Exporting big, hi-res, and nicely anti-aliased screenshots:
MadGoat SSAA & Resolution Scale. Because the aim here is not to make games or animations, but to get output for comics frames. A short endorsement of this by an architect is encouraging, re: getting clean hi-res output that’s then usable in graphics editors.
Visual novel engine:
And if you did want to make a game, Naninovel is quite capable. It’s for making a Japanese style ‘visual novel’, where the game elements are nearly all in the story choices. (Though note that the similar Ren’Py Visual Novel Engine standalone is free, and has a much larger user-base).
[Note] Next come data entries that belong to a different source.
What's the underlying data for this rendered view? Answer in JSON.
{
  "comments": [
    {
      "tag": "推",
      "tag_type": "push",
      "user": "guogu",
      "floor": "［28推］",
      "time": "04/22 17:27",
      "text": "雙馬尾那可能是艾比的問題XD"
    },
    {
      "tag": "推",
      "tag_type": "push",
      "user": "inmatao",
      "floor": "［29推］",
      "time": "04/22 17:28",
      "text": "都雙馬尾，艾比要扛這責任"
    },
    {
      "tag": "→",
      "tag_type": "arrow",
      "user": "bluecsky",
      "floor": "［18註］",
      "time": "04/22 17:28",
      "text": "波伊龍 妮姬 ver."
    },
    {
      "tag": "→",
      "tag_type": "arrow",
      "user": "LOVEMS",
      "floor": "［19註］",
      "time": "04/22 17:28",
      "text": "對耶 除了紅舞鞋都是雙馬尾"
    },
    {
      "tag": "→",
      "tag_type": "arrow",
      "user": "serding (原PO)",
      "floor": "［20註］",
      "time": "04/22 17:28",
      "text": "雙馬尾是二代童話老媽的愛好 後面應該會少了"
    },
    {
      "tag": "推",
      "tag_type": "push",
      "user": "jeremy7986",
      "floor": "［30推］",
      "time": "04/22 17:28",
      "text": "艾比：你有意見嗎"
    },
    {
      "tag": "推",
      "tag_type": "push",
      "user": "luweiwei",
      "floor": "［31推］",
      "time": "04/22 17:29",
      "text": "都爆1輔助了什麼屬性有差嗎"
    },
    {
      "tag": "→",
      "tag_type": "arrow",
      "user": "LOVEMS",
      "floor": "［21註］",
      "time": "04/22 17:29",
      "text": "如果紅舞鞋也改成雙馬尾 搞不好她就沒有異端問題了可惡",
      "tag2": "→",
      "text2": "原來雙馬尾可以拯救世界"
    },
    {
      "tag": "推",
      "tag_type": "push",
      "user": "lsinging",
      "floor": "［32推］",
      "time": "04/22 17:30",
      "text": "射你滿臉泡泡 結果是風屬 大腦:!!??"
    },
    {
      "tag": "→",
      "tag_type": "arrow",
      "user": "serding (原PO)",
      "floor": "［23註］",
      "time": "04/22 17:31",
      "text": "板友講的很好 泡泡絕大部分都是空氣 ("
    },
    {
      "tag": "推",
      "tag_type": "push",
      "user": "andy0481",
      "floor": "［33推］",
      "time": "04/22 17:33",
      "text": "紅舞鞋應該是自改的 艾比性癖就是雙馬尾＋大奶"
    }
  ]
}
Having said that many Unity addons are expensive, the starter kit for ‘comics with Unity’ seems more reasonable. I’d start with the TypeA AnimeShader ($10), the Flat Kit ($40), Amplify Color (Free), and MadGoat SSAA & Resolution Scale ($16) for export. Total: $66. Though even then you’re probably not going to get a dramatically different look than you could get inside Poser and with a couple of filters applied to the renders. You’re not going to get realistic sketch pen-hatching or a sophisticated shadow-puppets/silhouette effect with light-leaks. What you might get that’s unavailable from Poser, if you want it, is a sort of pixellated Minecraft or low-poly look.
There you have it. These seem to be options for getting big comic-book frames from Unity in late Summer 2020, and mostly with a look that regular comics readers won’t cringe at.